X_train, X_test, y_train, y_test = train_test_split(
X, y, test_size=0.2, shuffle=False) # preserve chronology
param_grid = {
'enet__alpha' : np.logspace(-3, 1, 18), # 0.001 → 10
'enet__l1_ratio': np.linspace(0.1, 0.9, 9) # Ridge‑heavy → Lasso‑heavy
}
search = GridSearchCV(pipe, param_grid,
cv=5, n_jobs=-1,
scoring='neg_root_mean_squared_error', verbose=1)
search.fit(X_train, y_train)
print("Best alpha:", search.best_params_['enet__alpha'])
print("Best l1_ratio:", search.best_params_['enet__l1_ratio'])
6. Evaluation
y_pred = search.predict(X_test)
rmse = mean_squared_error(y_test, y_pred, squared=False)
r2 = r2_score(y_test, y_pred)
print(f"Hold‑out RMSE: {rmse:.1f} MWh | R²: {r2:.3f}")
7. Feature importance
Coefficient bars offer actionable physics: a higher tide range raises next-hour MW; warm surface water marginally reduces output (steam density change). Zeroed dummies indicate that provinces behave like the baseline after controls.
# Retrieve names
ohe = search.best_estimator_.named_steps['prep'].named_transformers_['cat']
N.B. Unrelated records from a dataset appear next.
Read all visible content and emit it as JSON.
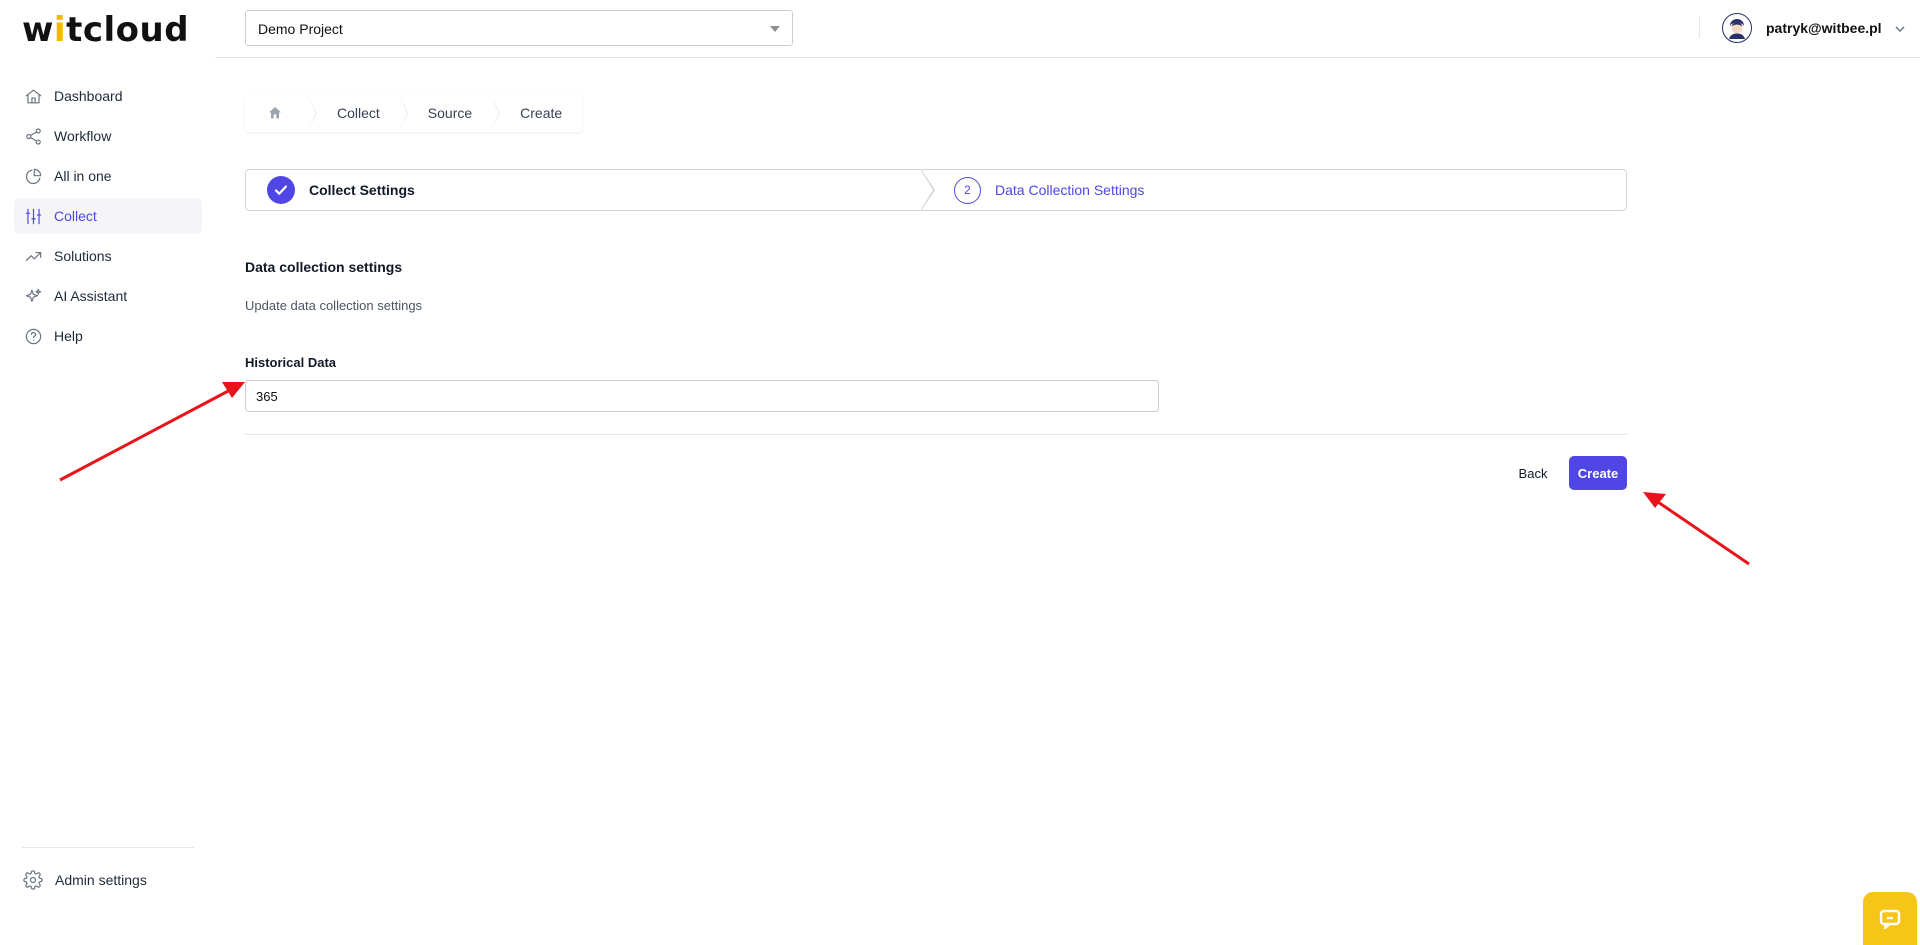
{
  "app": {
    "logo_prefix": "w",
    "logo_slash": "i",
    "logo_suffix": "tcloud",
    "logo_full": "witcloud",
    "accent_color": "#4f46e5",
    "brand_yellow": "#f5c518"
  },
  "sidebar": {
    "items": [
      {
        "label": "Dashboard",
        "icon": "home-icon",
        "active": false
      },
      {
        "label": "Workflow",
        "icon": "share-nodes-icon",
        "active": false
      },
      {
        "label": "All in one",
        "icon": "pie-chart-icon",
        "active": false
      },
      {
        "label": "Collect",
        "icon": "sliders-icon",
        "active": true
      },
      {
        "label": "Solutions",
        "icon": "trending-up-icon",
        "active": false
      },
      {
        "label": "AI Assistant",
        "icon": "sparkles-icon",
        "active": false
      },
      {
        "label": "Help",
        "icon": "question-circle-icon",
        "active": false
      }
    ],
    "admin_label": "Admin settings",
    "admin_icon": "gear-icon"
  },
  "topbar": {
    "project": "Demo Project",
    "user_email": "patryk@witbee.pl"
  },
  "breadcrumb": {
    "home_icon": "home-icon",
    "items": [
      "Collect",
      "Source",
      "Create"
    ]
  },
  "stepper": {
    "steps": [
      {
        "label": "Collect Settings",
        "status": "completed",
        "icon": "check-icon"
      },
      {
        "label": "Data Collection Settings",
        "status": "current",
        "number": "2"
      }
    ]
  },
  "form": {
    "title": "Data collection settings",
    "description": "Update data collection settings",
    "historical_label": "Historical Data",
    "historical_value": "365"
  },
  "actions": {
    "back_label": "Back",
    "create_label": "Create"
  },
  "chat_widget": {
    "icon": "chat-icon"
  }
}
ohe_names = ohe.get_feature_names_out(cat_cols)
feature_names = np.hstack([ohe_names, num_cols])
# Rescale numeric coeffs back
scale = search.best_estimator_.named_steps['prep'].named_transformers_['num'].scale_
coef = search.best_estimator_.named_steps['enet'].coef_
coef[-len(num_cols):] = coef[-len(num_cols):] / scale
imp = pd.Series(coef, index=feature_names).sort_values(key=abs, ascending=False)
plt.figure(figsize=(8,5))
imp.head(12).plot(kind='barh'); plt.gca().invert_yaxis()
plt.title('Elastic Net Coefficients – 1 h Ahead Tidal MW Drivers')
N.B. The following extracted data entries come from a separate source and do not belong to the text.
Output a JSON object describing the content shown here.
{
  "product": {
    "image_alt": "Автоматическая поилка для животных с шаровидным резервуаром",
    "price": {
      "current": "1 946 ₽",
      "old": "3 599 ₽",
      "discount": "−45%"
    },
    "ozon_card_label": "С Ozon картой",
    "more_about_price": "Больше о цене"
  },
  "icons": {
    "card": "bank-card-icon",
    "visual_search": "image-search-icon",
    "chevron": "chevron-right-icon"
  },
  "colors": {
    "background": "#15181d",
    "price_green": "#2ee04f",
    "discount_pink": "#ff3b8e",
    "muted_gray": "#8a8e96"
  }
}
plt.xlabel('Δ MWh'); plt.tight_layout(); plt.show()
Summary
This mixed‑regression (Elastic Net) pipeline delivers:
- Accurate 1‑hour tidal power forecasts with a single, transparent formula.
- Balanced sparsity & robustness—it keeps correlated but critical predictors while tossing noise.
- Straight‑forward retraining—drop new SCADA rows, call .fit(), and the entire pipeline refreshes.
Deploying such a model helps grid schedulers cut balancing costs and gives plant operators physics‑driven insight into what really pushes tidal megawatts up or down.